Shakur applauds donations like Bloomberg’s because his gift was given with intention of opening doors for more underserved students.

“It’s unrestricted gifts, which too many donors actually give, where there are no strings attached and there are no provisions, and it’s not particularly earmarked for access,” Shakur says. “It’s too many of those instances that goes right into the endowment, or it goes into a food plan or into a fancy gym or other types of enhancement in the school that are not really focused on equity and access and opportunity.”

Other professionals caution against specifying who checks should be made out to. Liz Clark, vice president of policy and research at the National Association of College and University Business Officers, says endowments are equally as important as scholarships.
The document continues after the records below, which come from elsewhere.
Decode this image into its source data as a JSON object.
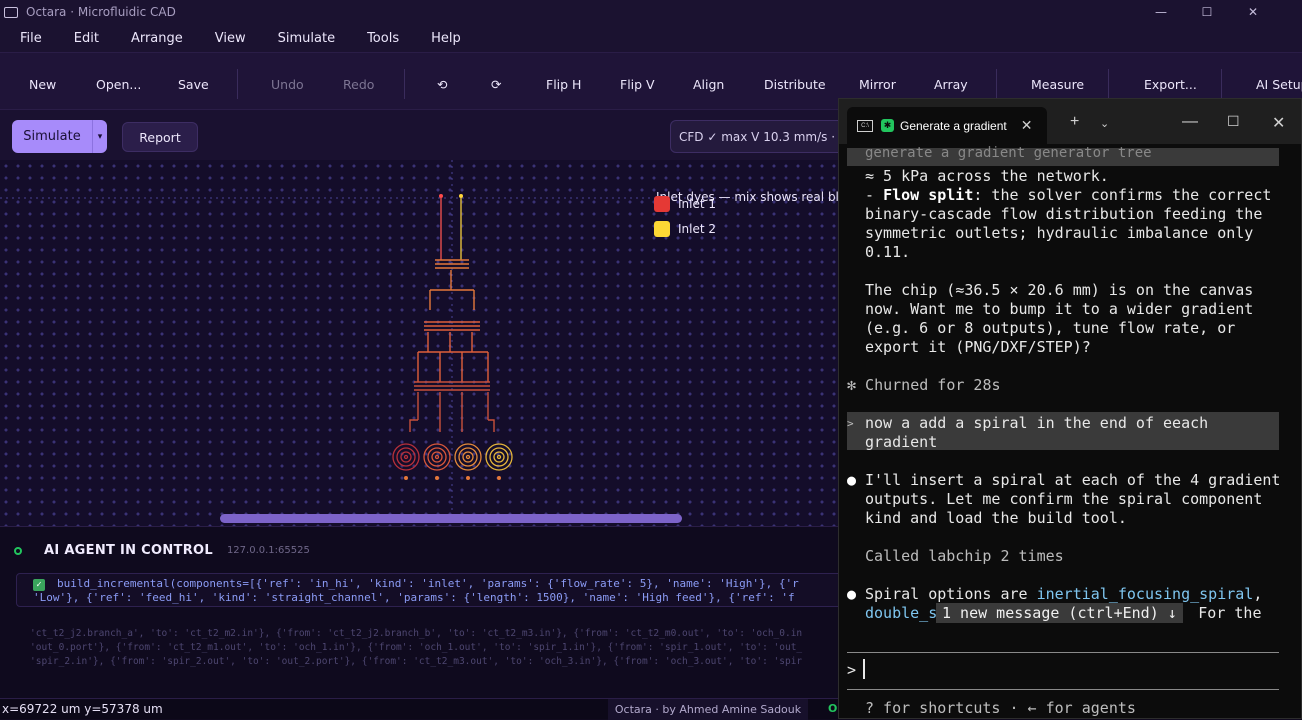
{
  "window": {
    "title": "Octara · Microfluidic CAD"
  },
  "menu": [
    "File",
    "Edit",
    "Arrange",
    "View",
    "Simulate",
    "Tools",
    "Help"
  ],
  "toolbar": {
    "new": "New",
    "open": "Open...",
    "save": "Save",
    "undo": "Undo",
    "redo": "Redo",
    "rotate_ccw": "⟲",
    "rotate_cw": "⟳",
    "flip_h": "Flip H",
    "flip_v": "Flip V",
    "align": "Align",
    "distribute": "Distribute",
    "mirror": "Mirror",
    "array": "Array",
    "measure": "Measure",
    "export": "Export...",
    "ai_setup": "AI Setup"
  },
  "actions": {
    "simulate": "Simulate",
    "simulate_dropdown": "▾",
    "report": "Report",
    "cfd_status": "CFD ✓  max V 10.3 mm/s · cre"
  },
  "legend": {
    "title": "Inlet dyes — mix shows real ble",
    "items": [
      {
        "label": "Inlet 1",
        "color": "#e53935"
      },
      {
        "label": "Inlet 2",
        "color": "#fdd835"
      }
    ]
  },
  "agent": {
    "title": "AI AGENT IN CONTROL",
    "address": "127.0.0.1:65525",
    "log_line1": "build_incremental(components=[{'ref': 'in_hi', 'kind': 'inlet', 'params': {'flow_rate': 5}, 'name': 'High'}, {'r",
    "log_line2": "'Low'}, {'ref': 'feed_hi', 'kind': 'straight_channel', 'params': {'length': 1500}, 'name': 'High feed'}, {'ref': 'f",
    "tail": [
      "'ct_t2_j2.branch_a', 'to': 'ct_t2_m2.in'}, {'from': 'ct_t2_j2.branch_b', 'to': 'ct_t2_m3.in'}, {'from': 'ct_t2_m0.out', 'to': 'och_0.in",
      "'out_0.port'}, {'from': 'ct_t2_m1.out', 'to': 'och_1.in'}, {'from': 'och_1.out', 'to': 'spir_1.in'}, {'from': 'spir_1.out', 'to': 'out_",
      "'spir_2.in'}, {'from': 'spir_2.out', 'to': 'out_2.port'}, {'from': 'ct_t2_m3.out', 'to': 'och_3.in'}, {'from': 'och_3.out', 'to': 'spir"
    ]
  },
  "status": {
    "coords": "x=69722 um  y=57378 um",
    "credit": "Octara · by Ahmed Amine Sadouk",
    "oc": "O"
  },
  "terminal": {
    "tab_title": "Generate a gradient",
    "top_partial": "generate a gradient generator tree",
    "lines": {
      "l1": "≈ 5 kPa across the network.",
      "l2a": "- ",
      "l2b": "Flow split",
      "l2c": ": the solver confirms the correct",
      "l3": "binary-cascade flow distribution feeding the",
      "l4": "symmetric outlets; hydraulic imbalance only",
      "l5": "0.11.",
      "l6": "The chip (≈36.5 × 20.6 mm) is on the canvas",
      "l7": "now. Want me to bump it to a wider gradient",
      "l8": "(e.g. 6 or 8 outputs), tune flow rate, or",
      "l9": "export it (PNG/DXF/STEP)?",
      "churned": "✻ Churned for 28s",
      "user1": "now a add a spiral in the end of eeach",
      "user2": "gradient",
      "a1": "I'll insert a spiral at each of the 4 gradient",
      "a2": "outputs. Let me confirm the spiral component",
      "a3": "kind and load the build tool.",
      "called": "Called labchip 2 times",
      "s1a": "Spiral options are ",
      "s1b": "inertial_focusing_spiral",
      "s1c": ",",
      "s2a": "double_s",
      "s2c": " For the"
    },
    "new_message": "1 new message (ctrl+End) ↓",
    "prompt": ">",
    "hint": "? for shortcuts · ← for agents"
  }
}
“We have to ask, ‘What are the scholarships providing access to?’ There is a reason that colleges and universities need resources,” Clark says. “They need money to pay faculty, to build buildings, to stock libraries, to ensure that research facilities are what their students need as they educate them and train them for the workplace.”

Kevin Ladd, COO of scholarships.com, has worked for 20 years in the scholarship field and has served as a former student mentor and scholarship judge.

Ladd says donating to a college is a general gift.

“You’re just kind of feeding into an endowment. They might build a science center with it, they might use it to help kids attend, but you don’t really know where it’s going,” Ladd says.  “With a scholarship, you know exactly what it’s going toward, how many students are going to win, and what the criteria is for selecting them. So, when you donate to the particular scholarship, you know that you are helping this particular type of student.”

Every university has an individualized mission and goal for its community. Clark says institutions make endowment decisions that are responsive to those missions. Clark pointed out resources like nanotechnology labs, infrastructure, and the constant demands of facility upkeep, which are ongoing drains on finances in higher education. 

Shakur says when it comes to giving money, donors should do it in a way that ultimately open doors, and they should do research on community programs that help students pursue college.

“If their intent is to help people, they could probably do that in a more intentional way through a scholarship that goes directly to a young person or to a college access program like BUILD that’s actually in the community serving under-resourced kids and helping more of them to get in and through college.”

Mariah Stewart is a staff writer for INSIGHT Into Diversity.